12. The pump according to claim 9, wherein the pump is configured to pump fluid,

The running wheel (90) has at least one collar (903) surrounding the inlet (103) on the side facing the inlet coaxially to the axis of rotation of the running wheel, while the multi-part housing has at least one annular groove (104) surrounding the inlet on the side facing the pump chamber (P) and coaxially to the axis of rotation of the running wheel (90), into which the collar (903) engages;

or the running wheel (90) has at least one annular groove surrounding the inlet (103) on the side facing the inlet (103) and coaxially to the axis of rotation of the running wheel (90), while the multi-part housing has at least one collar facing the pump chamber (P) surrounding the inlet, said collar engaging in the annular groove.

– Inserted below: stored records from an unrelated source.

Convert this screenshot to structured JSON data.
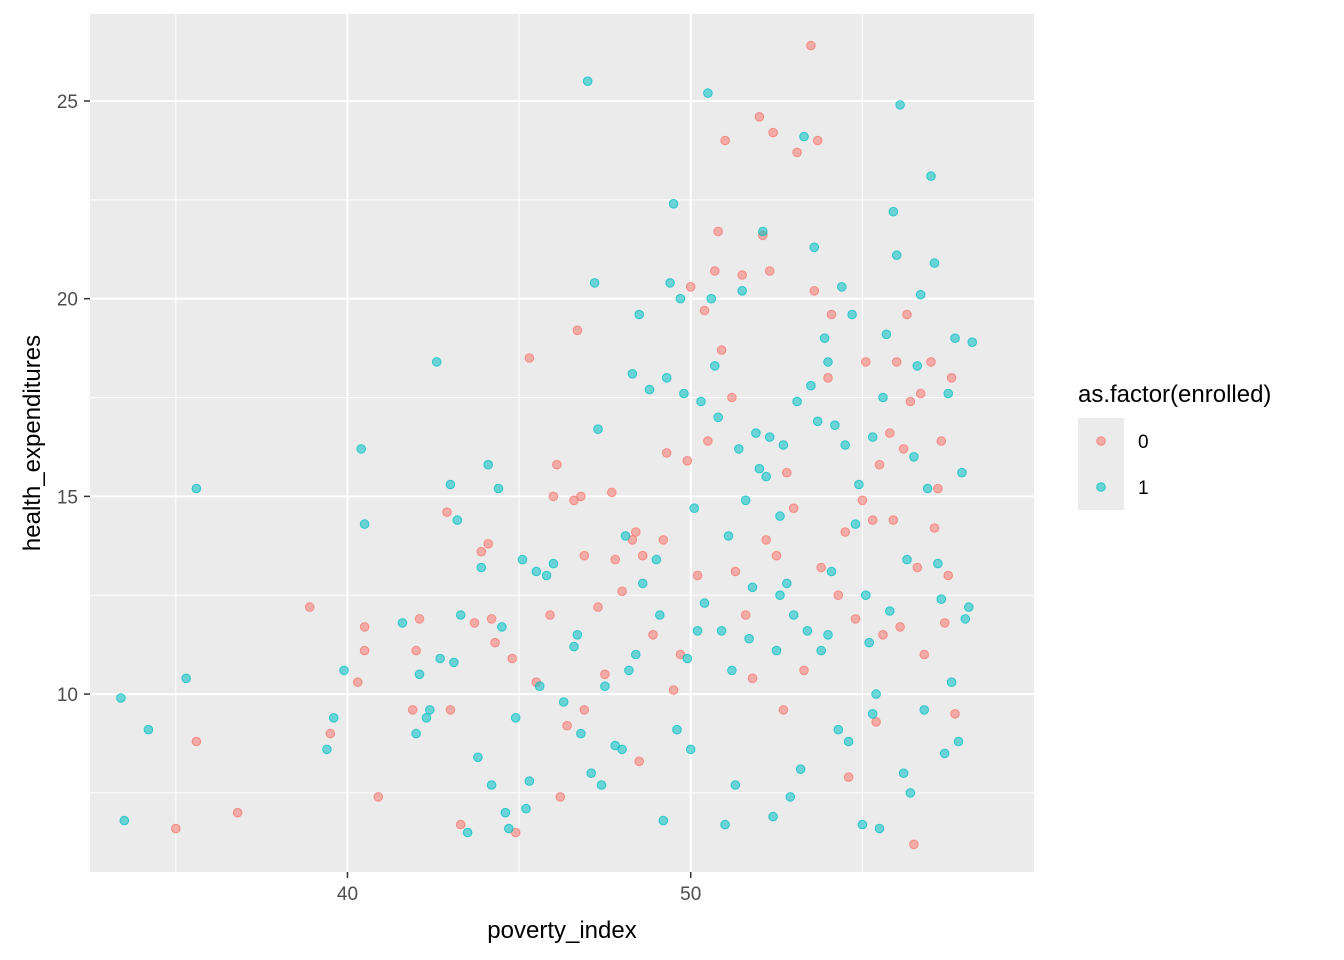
{
  "chart_data": {
    "type": "scatter",
    "xlabel": "poverty_index",
    "ylabel": "health_expenditures",
    "xlim": [
      32.5,
      60
    ],
    "ylim": [
      5.5,
      27.2
    ],
    "x_ticks": [
      40,
      50
    ],
    "x_tick_labels": [
      "40",
      "50"
    ],
    "y_ticks": [
      10,
      15,
      20,
      25
    ],
    "y_tick_labels": [
      "10",
      "15",
      "20",
      "25"
    ],
    "grid": true,
    "panel_background": "#ebebeb",
    "legend": {
      "title": "as.factor(enrolled)",
      "placement": "right"
    },
    "series": [
      {
        "name": "0",
        "color": "#F8766D",
        "points": [
          [
            35.0,
            6.6
          ],
          [
            35.6,
            8.8
          ],
          [
            36.8,
            7.0
          ],
          [
            38.9,
            12.2
          ],
          [
            39.5,
            9.0
          ],
          [
            40.3,
            10.3
          ],
          [
            40.5,
            11.7
          ],
          [
            40.5,
            11.1
          ],
          [
            40.9,
            7.4
          ],
          [
            41.9,
            9.6
          ],
          [
            42.1,
            11.9
          ],
          [
            42.0,
            11.1
          ],
          [
            43.0,
            9.6
          ],
          [
            42.9,
            14.6
          ],
          [
            43.3,
            6.7
          ],
          [
            43.7,
            11.8
          ],
          [
            43.9,
            13.6
          ],
          [
            44.1,
            13.8
          ],
          [
            44.2,
            11.9
          ],
          [
            44.3,
            11.3
          ],
          [
            44.8,
            10.9
          ],
          [
            44.9,
            6.5
          ],
          [
            45.3,
            18.5
          ],
          [
            45.5,
            10.3
          ],
          [
            45.9,
            12.0
          ],
          [
            46.0,
            15.0
          ],
          [
            46.1,
            15.8
          ],
          [
            46.2,
            7.4
          ],
          [
            46.4,
            9.2
          ],
          [
            46.6,
            14.9
          ],
          [
            46.7,
            19.2
          ],
          [
            46.8,
            15.0
          ],
          [
            46.9,
            13.5
          ],
          [
            46.9,
            9.6
          ],
          [
            47.3,
            12.2
          ],
          [
            47.5,
            10.5
          ],
          [
            47.7,
            15.1
          ],
          [
            47.8,
            13.4
          ],
          [
            48.0,
            12.6
          ],
          [
            48.3,
            13.9
          ],
          [
            48.4,
            14.1
          ],
          [
            48.6,
            13.5
          ],
          [
            48.5,
            8.3
          ],
          [
            48.9,
            11.5
          ],
          [
            49.2,
            13.9
          ],
          [
            49.3,
            16.1
          ],
          [
            49.5,
            10.1
          ],
          [
            49.7,
            11.0
          ],
          [
            49.9,
            15.9
          ],
          [
            50.0,
            20.3
          ],
          [
            50.2,
            13.0
          ],
          [
            50.4,
            19.7
          ],
          [
            50.5,
            16.4
          ],
          [
            50.7,
            20.7
          ],
          [
            50.8,
            21.7
          ],
          [
            50.9,
            18.7
          ],
          [
            51.0,
            24.0
          ],
          [
            51.2,
            17.5
          ],
          [
            51.3,
            13.1
          ],
          [
            51.5,
            20.6
          ],
          [
            51.6,
            12.0
          ],
          [
            51.8,
            10.4
          ],
          [
            52.0,
            24.6
          ],
          [
            52.1,
            21.6
          ],
          [
            52.2,
            13.9
          ],
          [
            52.3,
            20.7
          ],
          [
            52.4,
            24.2
          ],
          [
            52.5,
            13.5
          ],
          [
            52.7,
            9.6
          ],
          [
            52.8,
            15.6
          ],
          [
            53.0,
            14.7
          ],
          [
            53.1,
            23.7
          ],
          [
            53.3,
            10.6
          ],
          [
            53.5,
            26.4
          ],
          [
            53.6,
            20.2
          ],
          [
            53.7,
            24.0
          ],
          [
            53.8,
            13.2
          ],
          [
            54.0,
            18.0
          ],
          [
            54.1,
            19.6
          ],
          [
            54.3,
            12.5
          ],
          [
            54.5,
            14.1
          ],
          [
            54.6,
            7.9
          ],
          [
            54.8,
            11.9
          ],
          [
            55.0,
            14.9
          ],
          [
            55.1,
            18.4
          ],
          [
            55.3,
            14.4
          ],
          [
            55.4,
            9.3
          ],
          [
            55.5,
            15.8
          ],
          [
            55.6,
            11.5
          ],
          [
            55.8,
            16.6
          ],
          [
            55.9,
            14.4
          ],
          [
            56.0,
            18.4
          ],
          [
            56.1,
            11.7
          ],
          [
            56.2,
            16.2
          ],
          [
            56.3,
            19.6
          ],
          [
            56.4,
            17.4
          ],
          [
            56.5,
            6.2
          ],
          [
            56.6,
            13.2
          ],
          [
            56.7,
            17.6
          ],
          [
            56.8,
            11.0
          ],
          [
            57.0,
            18.4
          ],
          [
            57.1,
            14.2
          ],
          [
            57.2,
            15.2
          ],
          [
            57.3,
            16.4
          ],
          [
            57.5,
            13.0
          ],
          [
            57.6,
            18.0
          ],
          [
            57.7,
            9.5
          ],
          [
            57.4,
            11.8
          ]
        ]
      },
      {
        "name": "1",
        "color": "#00BFC4",
        "points": [
          [
            33.4,
            9.9
          ],
          [
            33.5,
            6.8
          ],
          [
            34.2,
            9.1
          ],
          [
            35.3,
            10.4
          ],
          [
            35.6,
            15.2
          ],
          [
            39.4,
            8.6
          ],
          [
            39.6,
            9.4
          ],
          [
            39.9,
            10.6
          ],
          [
            40.4,
            16.2
          ],
          [
            40.5,
            14.3
          ],
          [
            41.6,
            11.8
          ],
          [
            42.0,
            9.0
          ],
          [
            42.1,
            10.5
          ],
          [
            42.3,
            9.4
          ],
          [
            42.4,
            9.6
          ],
          [
            42.6,
            18.4
          ],
          [
            42.7,
            10.9
          ],
          [
            43.0,
            15.3
          ],
          [
            43.1,
            10.8
          ],
          [
            43.2,
            14.4
          ],
          [
            43.3,
            12.0
          ],
          [
            43.5,
            6.5
          ],
          [
            43.8,
            8.4
          ],
          [
            43.9,
            13.2
          ],
          [
            44.1,
            15.8
          ],
          [
            44.2,
            7.7
          ],
          [
            44.4,
            15.2
          ],
          [
            44.5,
            11.7
          ],
          [
            44.6,
            7.0
          ],
          [
            44.7,
            6.6
          ],
          [
            44.9,
            9.4
          ],
          [
            45.1,
            13.4
          ],
          [
            45.2,
            7.1
          ],
          [
            45.3,
            7.8
          ],
          [
            45.5,
            13.1
          ],
          [
            45.6,
            10.2
          ],
          [
            45.8,
            13.0
          ],
          [
            46.0,
            13.3
          ],
          [
            46.3,
            9.8
          ],
          [
            46.6,
            11.2
          ],
          [
            46.7,
            11.5
          ],
          [
            46.8,
            9.0
          ],
          [
            47.0,
            25.5
          ],
          [
            47.1,
            8.0
          ],
          [
            47.2,
            20.4
          ],
          [
            47.3,
            16.7
          ],
          [
            47.4,
            7.7
          ],
          [
            47.5,
            10.2
          ],
          [
            47.8,
            8.7
          ],
          [
            48.0,
            8.6
          ],
          [
            48.1,
            14.0
          ],
          [
            48.2,
            10.6
          ],
          [
            48.3,
            18.1
          ],
          [
            48.4,
            11.0
          ],
          [
            48.5,
            19.6
          ],
          [
            48.6,
            12.8
          ],
          [
            48.8,
            17.7
          ],
          [
            49.0,
            13.4
          ],
          [
            49.1,
            12.0
          ],
          [
            49.2,
            6.8
          ],
          [
            49.3,
            18.0
          ],
          [
            49.4,
            20.4
          ],
          [
            49.5,
            22.4
          ],
          [
            49.6,
            9.1
          ],
          [
            49.7,
            20.0
          ],
          [
            49.8,
            17.6
          ],
          [
            49.9,
            10.9
          ],
          [
            50.0,
            8.6
          ],
          [
            50.1,
            14.7
          ],
          [
            50.2,
            11.6
          ],
          [
            50.3,
            17.4
          ],
          [
            50.4,
            12.3
          ],
          [
            50.5,
            25.2
          ],
          [
            50.6,
            20.0
          ],
          [
            50.7,
            18.3
          ],
          [
            50.8,
            17.0
          ],
          [
            50.9,
            11.6
          ],
          [
            51.0,
            6.7
          ],
          [
            51.1,
            14.0
          ],
          [
            51.2,
            10.6
          ],
          [
            51.3,
            7.7
          ],
          [
            51.4,
            16.2
          ],
          [
            51.5,
            20.2
          ],
          [
            51.6,
            14.9
          ],
          [
            51.7,
            11.4
          ],
          [
            51.8,
            12.7
          ],
          [
            51.9,
            16.6
          ],
          [
            52.0,
            15.7
          ],
          [
            52.1,
            21.7
          ],
          [
            52.2,
            15.5
          ],
          [
            52.3,
            16.5
          ],
          [
            52.4,
            6.9
          ],
          [
            52.5,
            11.1
          ],
          [
            52.6,
            12.5
          ],
          [
            52.7,
            16.3
          ],
          [
            52.8,
            12.8
          ],
          [
            52.9,
            7.4
          ],
          [
            53.0,
            12.0
          ],
          [
            53.1,
            17.4
          ],
          [
            53.2,
            8.1
          ],
          [
            53.3,
            24.1
          ],
          [
            53.4,
            11.6
          ],
          [
            53.5,
            17.8
          ],
          [
            53.6,
            21.3
          ],
          [
            53.7,
            16.9
          ],
          [
            53.8,
            11.1
          ],
          [
            53.9,
            19.0
          ],
          [
            54.0,
            18.4
          ],
          [
            54.1,
            13.1
          ],
          [
            54.2,
            16.8
          ],
          [
            54.3,
            9.1
          ],
          [
            54.4,
            20.3
          ],
          [
            54.5,
            16.3
          ],
          [
            54.6,
            8.8
          ],
          [
            54.7,
            19.6
          ],
          [
            54.8,
            14.3
          ],
          [
            54.9,
            15.3
          ],
          [
            55.0,
            6.7
          ],
          [
            55.1,
            12.5
          ],
          [
            55.2,
            11.3
          ],
          [
            55.3,
            16.5
          ],
          [
            55.4,
            10.0
          ],
          [
            55.5,
            6.6
          ],
          [
            55.6,
            17.5
          ],
          [
            55.7,
            19.1
          ],
          [
            55.8,
            12.1
          ],
          [
            55.9,
            22.2
          ],
          [
            56.0,
            21.1
          ],
          [
            56.1,
            24.9
          ],
          [
            56.2,
            8.0
          ],
          [
            56.3,
            13.4
          ],
          [
            56.4,
            7.5
          ],
          [
            56.5,
            16.0
          ],
          [
            56.6,
            18.3
          ],
          [
            56.7,
            20.1
          ],
          [
            56.8,
            9.6
          ],
          [
            56.9,
            15.2
          ],
          [
            57.0,
            23.1
          ],
          [
            57.1,
            20.9
          ],
          [
            57.2,
            13.3
          ],
          [
            57.3,
            12.4
          ],
          [
            57.4,
            8.5
          ],
          [
            57.5,
            17.6
          ],
          [
            57.6,
            10.3
          ],
          [
            57.7,
            19.0
          ],
          [
            57.8,
            8.8
          ],
          [
            57.9,
            15.6
          ],
          [
            58.0,
            11.9
          ],
          [
            58.1,
            12.2
          ],
          [
            58.2,
            18.9
          ],
          [
            55.3,
            9.5
          ],
          [
            54.0,
            11.5
          ],
          [
            52.6,
            14.5
          ]
        ]
      }
    ]
  }
}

13. The pump of claim 12, wherein the collar and the annular groove form a seal between the inlet and the pump chamber,

Preferably, the rotor (60) and/or the running wheel (90) are supported in a first bearing in the multi-part housing (10, 20, 30, 40), the collar and the annular groove forming a second bearing for supporting the running wheel and/or the rotor,

Preferably, the rotor shaft (601) is rotatably supported in a bushing (206) in a wall (204) of the multi-piece housing separating the pump chamber (P) and the motor chamber (M), thereby constituting the first bearing.